Do a little digging, and connections are bound to surface. Today – September 5 – certainly supports that theory, and this time it involves former President Gerald R. Ford.

Iva Toguri D'Aquino behind bars in Japan.
Iva Toguri D’Aquino otherwise known as Tokyo Rose.

How so? On September 5, 1945, an American-born woman of Japanese ancestry named Iva Toguri D’Aquino was arrested in Japan and soon after returned to the United States to be tried for treason. D’Aquino was better known as “Tokyo Rose,” and became the most notorious among a group of people who broadcast propaganda over Japanese radio with the intention of demoralizing Allied troops fighting in the Pacific during World War II.

D’Aquino went to Japan early in 1941 to care for a sick relative. She soon became homesick and tried to return to the United States, but a paperwork glitch kept her in Japan. After the Japanese attacked Pearl Harbor, she found herself stuck in Japan and soon learned that her parents back in the U.S. had been sent to an internment camp in Arizona.

When she refused to renounce her U.S. citizenship, the Japanese classified her as an enemy alien and kept a close watch on her. She moved to Tokyo, where she met a capture Australian military officer being forced to broadcast propaganda over the radio, throughout the Pacific. He recruited her for the show, called the “Zero Hour,” promising her that nothing she would be required to say would harmful to the United States.

D’Aquino took the radio name of “Orphan Ann.” In reality, the G.I.s found her broadcasts were more entertaining than unsettling.
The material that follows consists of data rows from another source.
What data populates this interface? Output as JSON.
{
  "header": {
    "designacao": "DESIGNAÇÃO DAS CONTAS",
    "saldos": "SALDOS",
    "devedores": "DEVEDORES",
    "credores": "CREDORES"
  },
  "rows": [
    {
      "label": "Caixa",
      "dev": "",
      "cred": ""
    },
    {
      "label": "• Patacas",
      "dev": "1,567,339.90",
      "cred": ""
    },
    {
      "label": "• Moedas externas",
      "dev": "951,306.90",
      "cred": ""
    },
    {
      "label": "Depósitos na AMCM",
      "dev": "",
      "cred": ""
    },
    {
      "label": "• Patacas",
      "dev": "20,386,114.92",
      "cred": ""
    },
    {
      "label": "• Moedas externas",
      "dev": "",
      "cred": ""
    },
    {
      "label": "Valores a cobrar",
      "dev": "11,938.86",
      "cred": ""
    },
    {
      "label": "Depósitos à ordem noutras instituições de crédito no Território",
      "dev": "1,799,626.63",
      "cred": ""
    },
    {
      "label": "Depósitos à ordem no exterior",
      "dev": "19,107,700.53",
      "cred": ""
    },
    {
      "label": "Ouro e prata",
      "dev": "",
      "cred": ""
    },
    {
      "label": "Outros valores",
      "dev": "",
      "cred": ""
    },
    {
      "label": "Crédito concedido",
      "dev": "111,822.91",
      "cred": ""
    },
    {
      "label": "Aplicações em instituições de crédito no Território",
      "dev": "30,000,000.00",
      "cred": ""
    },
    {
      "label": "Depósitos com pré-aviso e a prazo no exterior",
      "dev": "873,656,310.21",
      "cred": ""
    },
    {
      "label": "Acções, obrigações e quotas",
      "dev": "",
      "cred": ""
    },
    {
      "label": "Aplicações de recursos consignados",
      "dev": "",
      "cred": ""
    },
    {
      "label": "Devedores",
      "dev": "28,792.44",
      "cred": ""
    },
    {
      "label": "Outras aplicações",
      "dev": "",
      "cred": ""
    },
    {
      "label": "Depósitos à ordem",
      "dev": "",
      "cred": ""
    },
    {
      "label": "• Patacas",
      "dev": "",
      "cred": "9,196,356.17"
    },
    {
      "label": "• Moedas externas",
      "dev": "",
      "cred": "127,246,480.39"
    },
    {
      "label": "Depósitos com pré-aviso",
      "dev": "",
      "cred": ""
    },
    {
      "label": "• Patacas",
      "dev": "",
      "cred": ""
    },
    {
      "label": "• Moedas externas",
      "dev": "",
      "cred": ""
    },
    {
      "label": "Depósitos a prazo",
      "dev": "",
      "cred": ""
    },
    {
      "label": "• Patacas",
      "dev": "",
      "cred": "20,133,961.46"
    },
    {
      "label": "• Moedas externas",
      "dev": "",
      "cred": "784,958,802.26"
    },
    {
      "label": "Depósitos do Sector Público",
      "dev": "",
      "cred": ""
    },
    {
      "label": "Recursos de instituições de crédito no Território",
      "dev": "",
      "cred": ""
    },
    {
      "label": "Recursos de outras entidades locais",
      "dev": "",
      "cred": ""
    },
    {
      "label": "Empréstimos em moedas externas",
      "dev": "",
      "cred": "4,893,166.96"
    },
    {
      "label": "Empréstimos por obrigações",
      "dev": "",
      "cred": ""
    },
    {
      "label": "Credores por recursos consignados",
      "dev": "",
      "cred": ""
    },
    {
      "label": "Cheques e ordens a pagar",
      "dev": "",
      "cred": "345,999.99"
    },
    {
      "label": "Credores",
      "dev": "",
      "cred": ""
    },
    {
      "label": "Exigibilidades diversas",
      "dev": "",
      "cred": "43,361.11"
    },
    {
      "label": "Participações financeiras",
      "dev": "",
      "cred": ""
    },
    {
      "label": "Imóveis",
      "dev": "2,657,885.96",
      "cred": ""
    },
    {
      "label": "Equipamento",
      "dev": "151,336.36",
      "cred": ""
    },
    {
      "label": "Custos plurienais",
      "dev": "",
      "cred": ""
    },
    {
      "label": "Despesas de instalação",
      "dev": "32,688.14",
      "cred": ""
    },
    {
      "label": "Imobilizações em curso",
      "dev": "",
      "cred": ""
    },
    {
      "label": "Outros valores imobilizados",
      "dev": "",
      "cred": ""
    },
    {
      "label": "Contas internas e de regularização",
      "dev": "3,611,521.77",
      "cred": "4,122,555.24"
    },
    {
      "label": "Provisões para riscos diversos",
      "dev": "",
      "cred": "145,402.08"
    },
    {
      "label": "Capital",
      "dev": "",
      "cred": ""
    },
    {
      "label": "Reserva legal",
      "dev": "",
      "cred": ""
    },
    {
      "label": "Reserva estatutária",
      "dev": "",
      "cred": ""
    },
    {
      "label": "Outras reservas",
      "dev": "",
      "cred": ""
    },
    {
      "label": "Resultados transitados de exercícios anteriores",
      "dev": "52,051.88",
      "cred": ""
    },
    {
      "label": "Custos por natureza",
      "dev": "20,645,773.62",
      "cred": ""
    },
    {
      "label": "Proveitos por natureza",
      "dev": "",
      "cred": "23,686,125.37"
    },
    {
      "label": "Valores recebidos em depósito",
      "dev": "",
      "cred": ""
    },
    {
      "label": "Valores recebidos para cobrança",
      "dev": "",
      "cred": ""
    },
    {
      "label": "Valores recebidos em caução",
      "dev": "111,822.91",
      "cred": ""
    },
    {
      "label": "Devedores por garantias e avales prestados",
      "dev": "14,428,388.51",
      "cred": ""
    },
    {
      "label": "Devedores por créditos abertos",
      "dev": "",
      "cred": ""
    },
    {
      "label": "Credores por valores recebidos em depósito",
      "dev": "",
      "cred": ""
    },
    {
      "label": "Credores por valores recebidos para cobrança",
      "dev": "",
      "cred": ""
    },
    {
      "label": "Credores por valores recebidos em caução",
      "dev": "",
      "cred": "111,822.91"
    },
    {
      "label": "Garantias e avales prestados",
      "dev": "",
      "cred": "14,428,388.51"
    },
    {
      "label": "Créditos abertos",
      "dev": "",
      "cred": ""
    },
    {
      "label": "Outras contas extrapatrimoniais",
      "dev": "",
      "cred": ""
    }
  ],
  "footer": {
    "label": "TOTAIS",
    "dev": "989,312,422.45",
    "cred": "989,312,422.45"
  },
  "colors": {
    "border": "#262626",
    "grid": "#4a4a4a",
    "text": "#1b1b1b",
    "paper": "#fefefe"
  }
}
In fact, they are the ones who dubbed her “Tokyo Rose.” At times, she informed her audience that she was spewing propaganda.

Among other things, she called the Americans, “my favorite family of boneheads, the fighting G.I.s in the blue Pacific.” She often mentioned events and news back home to make them homesick or convince them Japan was winning the war.

D’Aquino remained an enigma until after the war, when she agreed to speak to two American reporters about her role as “Tokyo Rose.”  The confession led to her eventual trial in San Francisco in 1949, when she was convicted on a single count of treason, sentenced to 10 years in prison, fined $10,000, and lost her American citizenship.

President Gerald Ford signing documents at his desk in Washington, 1975.
President Gerald Ford signing documents at his desk in Washington.

After serving six years in federal prison, D’Aquino was released and spent decades trying to clear her name. In the 1970s, two witnesses who had testified against her admitted they had perjured themselves under pressure from federal prosecutors.

In 1977, President Ford granted her a pardon and restored her U.S. citizenship. Her vindication came 32 years after her September 5, 1945, arrest in Japan.

Squeaky Fromme in the custody of Secret Service agents and police in Sacramento.
Squeaky Fromme in the custody of Secret Service agents and police in Sacramento.

Another September 5 – this one in 1975 – had a greater impact on President Ford. As he left the State Capitol during a visit to Sacramento, a woman stepped in front of him and fired a pistol in an assassination attempt. The gun’s chamber was empty, and Secret Service agents pounced on the assailant – Manson family cult member Lynette “Squeaky” Fromme – before she could attempt another shot.

Fromme spent the next 34 years in prison – except for a short-lived two-day escape – before being paroled in 2009.

And that offers yet another link to Ford: Fromme, who tried to kill him in 1975, and Tokyo Rose, whom he pardoned two years later, both served their time at Alderson Federal Prison Camp in West Virginia.

Indeed, a bit of digging usually turns up connections between people and various events, no matter how trivial. Happy Labor Day!